I was kindly reminded that it had been too long since I’d written here, and that’s true. The amount of time absent has built up quite a bit of news. Five weeks tomorrow I fly to DC then Hartford, CT and then drive to Northampton, MA. I truly finished Oxford. I spent my final term there thinking a lot about lyric address and power and sex, which ended up being a thesis on Dorothea Lasky and Lucie Brock-Broido. I don’t think I have worked out all I want to on the idea of lyric address, or the power structures of lyric. More recently though, at my parents’ farm and taking time truly out, I’ve been reading colour theory in an attempt to understand my own totemic use of it in poems. I’m a little worried that sometimes it is lazy thought: I want to know what I mean when I say red.
The always enigmatic and also just plain excellent >kill author has announced that after three years, their August issue will be their last. As much as the possibility of finding out who the anonymous editors are thrills me, this news is truly sad. >kill author were one of the first places to publish poems of mine when I came back to poetry. And though I do not know their names, I need to thank them for a lot more than that– they have been unfailingly supportive, not only of my writing but other projects. When ILK was being schemed, >ka gave us endless amounts of advice, and we wouldn’t be here without them. Since discovering >ka late in 2010, not an issue has gone by that hasn’t challenged and expanded my concepts of writing.
Speaking of ILK, it has done some exciting things recently. Issue Four came out with a focus on found poems and currently ILK FIVE is taking submissions for an all-women issue and already we are electrified by what’s coming in.
I have some poems forthcoming in The Yalobusha Review Online and in an anthology of etiquette and many-headed angels curated by the wonderful James Tadd Adcox. You should buy Tadd’s book. That is around number 6 on my to-do list when I get to Massachusetts. I can’t have any more physical books to transport… it’s a lot.

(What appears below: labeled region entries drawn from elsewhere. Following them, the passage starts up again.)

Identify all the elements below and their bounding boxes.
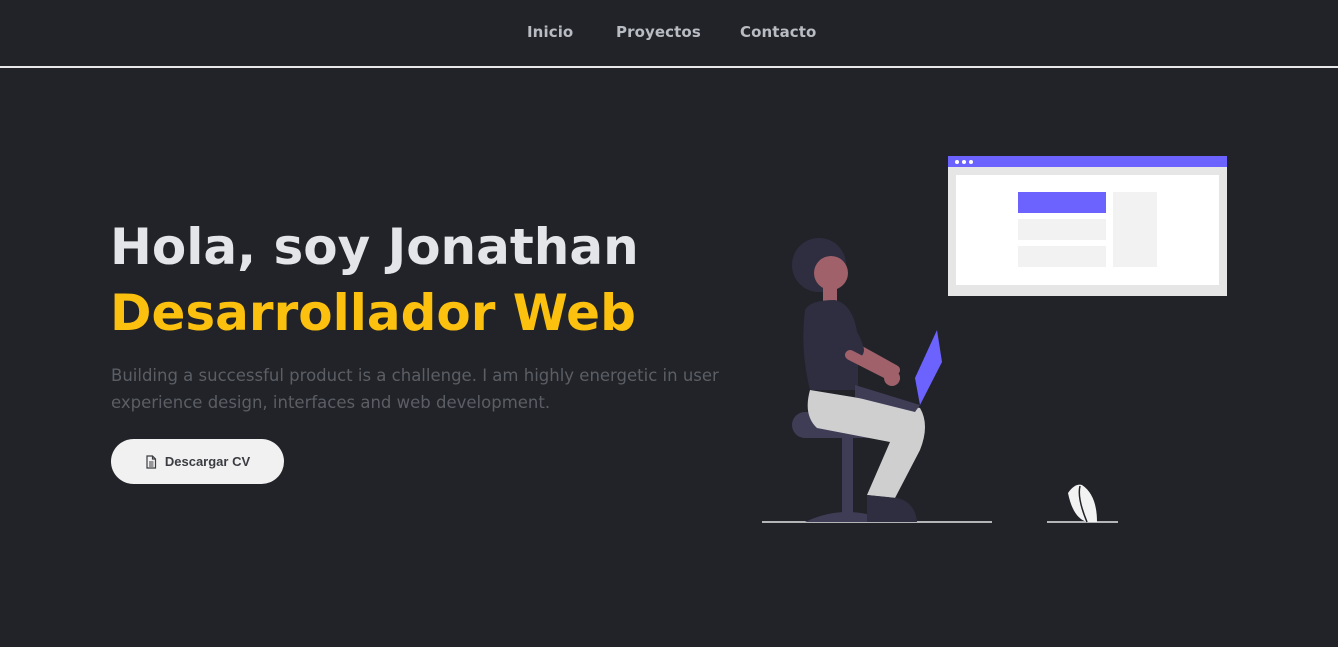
nav-link-proyectos[interactable]: Proyectos: [616, 23, 701, 41]
hero-description: Building a successful product is a chall…: [111, 366, 719, 412]
developer-illustration: [762, 156, 1227, 523]
hero-role: Desarrollador Web: [110, 284, 636, 342]
download-cv-label: Descargar CV: [164, 454, 251, 469]
top-navbar: Inicio Proyectos Contacto: [0, 0, 1338, 68]
nav-link-contacto[interactable]: Contacto: [740, 23, 816, 41]
file-document-icon: [145, 454, 157, 469]
download-cv-button[interactable]: Descargar CV: [111, 439, 284, 484]
nav-link-inicio[interactable]: Inicio: [527, 23, 573, 41]
plant-graphic: [1068, 484, 1097, 523]
browser-window-graphic: [948, 156, 1227, 296]
person-graphic: [792, 238, 925, 522]
hero-greeting: Hola, soy Jonathan: [110, 218, 639, 276]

And some more large news! dancing girl press, has very very kindly decided to publish a chapbook of mine– ‘small colours like wild tongues’ later this year. dgp are a superstar among small presses, and I could not be more excited. Especially to be label mates with sweet poets like Lucy Biederman, Laura Carter, and Kat Dixon. So thank you thank you Kristy Bowen! She tireless makes beautiful things.
Sorry for the deluge, I should write real, unselfish thoughts soon. I’ll tell you what colour I dream in.